Language issues (was: Compiler issues)

"Joachim Durchholz" <joachim_d@gmx.de>
11 Nov 2000 10:07:51 -0500

From comp.compilers

Related articles
New Book: The School of Niklaus Wirth webmaster@mkp.com (2000-10-31)
Re: New Book: The School of Niklaus Wirth smoleski@surakware.com (Sebastian Moleski) (2000-11-01)
Re: Re: New Book: The School of Niklaus Wirth mikael@pobox.com (Mikael Lyngvig) (2000-11-04)
Re: Re: New Book: The School of Niklaus Wirth ollanes@pobox.com (Orlando Llanes) (2000-11-05)
Re: Re: New Book: The School of Niklaus Wirth jparis11@home.com (Jean Pariseau) (2000-11-07)
Re: Compiler issues... (was Re: New Book: The School of Niklaus Wirth) ollanes@pobox.com (Orlando Llanes) (2000-11-09)
*Language issues (was: Compiler issues) joachim_d@gmx.de (Joachim Durchholz)* (2000-11-11)**
Re: Language issues (was: Compiler issues) rbw3@cet.nau.edu (Brock) (2000-11-14)

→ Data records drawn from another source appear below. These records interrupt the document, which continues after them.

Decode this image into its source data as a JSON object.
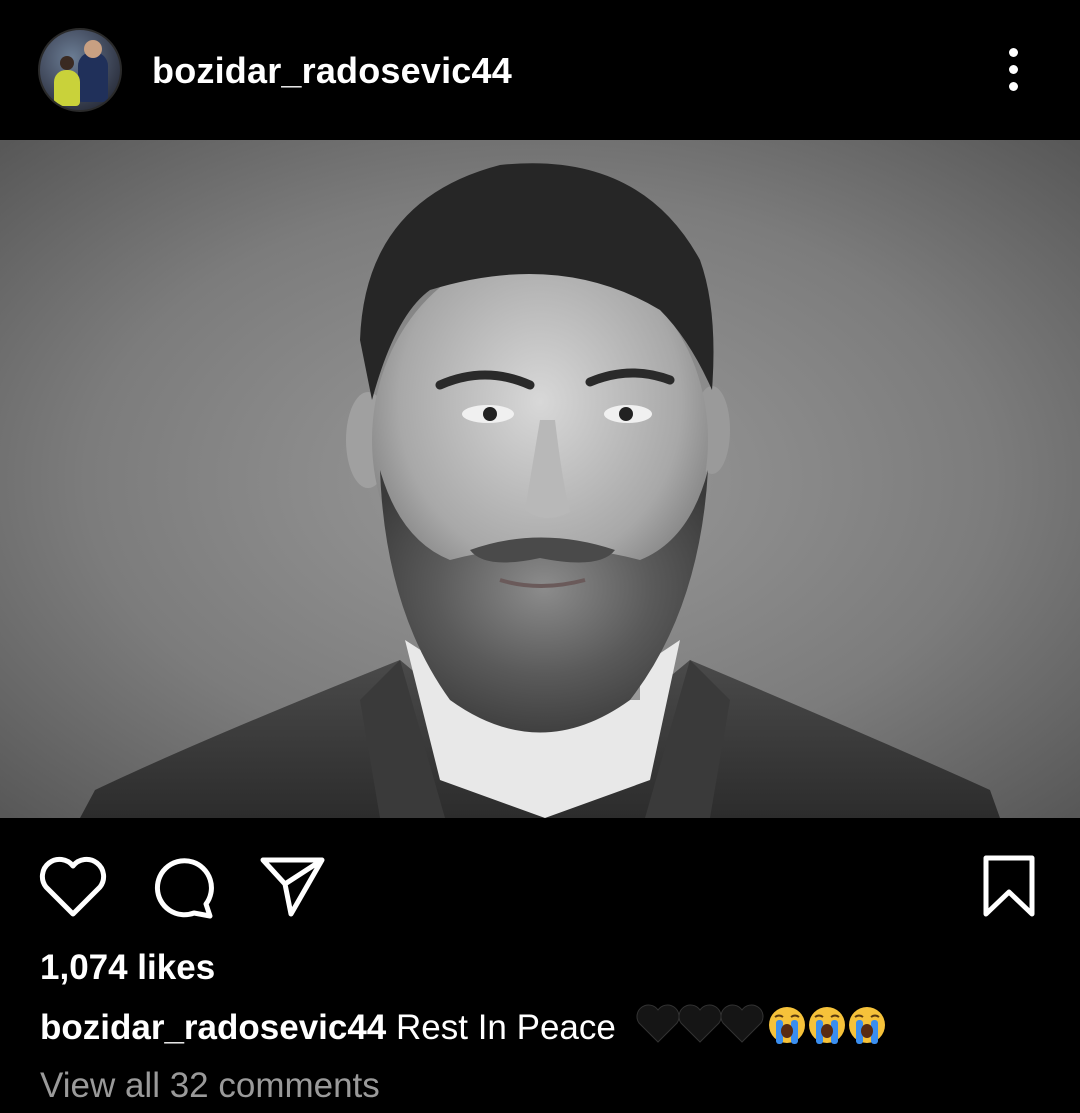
{
  "header": {
    "username": "bozidar_radosevic44",
    "avatar_icon": "profile-photo",
    "more_icon": "more-vertical-icon"
  },
  "post": {
    "image_icon": "post-photo"
  },
  "actions": {
    "like_icon": "heart-icon",
    "comment_icon": "comment-icon",
    "share_icon": "send-icon",
    "save_icon": "bookmark-icon"
  },
  "engagement": {
    "likes": "1,074 likes",
    "caption_user": "bozidar_radosevic44",
    "caption_text": "Rest In Peace",
    "caption_emojis": [
      "black-heart",
      "black-heart",
      "black-heart",
      "loudly-crying-face",
      "loudly-crying-face",
      "loudly-crying-face"
    ],
    "view_comments": "View all 32 comments"
  },
  "colors": {
    "background": "#000000",
    "text": "#ffffff",
    "muted_text": "#9a9a9a"
  }
}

| List of all articles for this month |

From:	"Joachim Durchholz" <joachim_d@gmx.de>
Newsgroups:	comp.compilers
Date:	11 Nov 2000 10:07:51 -0500
Organization:	Compilers Central
References:	00-10-227 00-11-019 00-11-024 00-11-046 00-11-062 00-11-065
Keywords:	OOP, design
Posted-Date:	11 Nov 2000 10:07:51 EST

Orlando Llanes <ollanes@pobox.com> wrote:
> Your example does not show the need for multiple constructors, you
> can accomplish the same thing with just one constructor, and an
> overloaded function. Pascal does not allow overloading a function
> (especially constructors) with the same name, unless you're using a
> Borland Delphi compatible compiler.

Overloaded constructors *are* multiple constructors. The declared
parameter types are used as part of the name, that's all.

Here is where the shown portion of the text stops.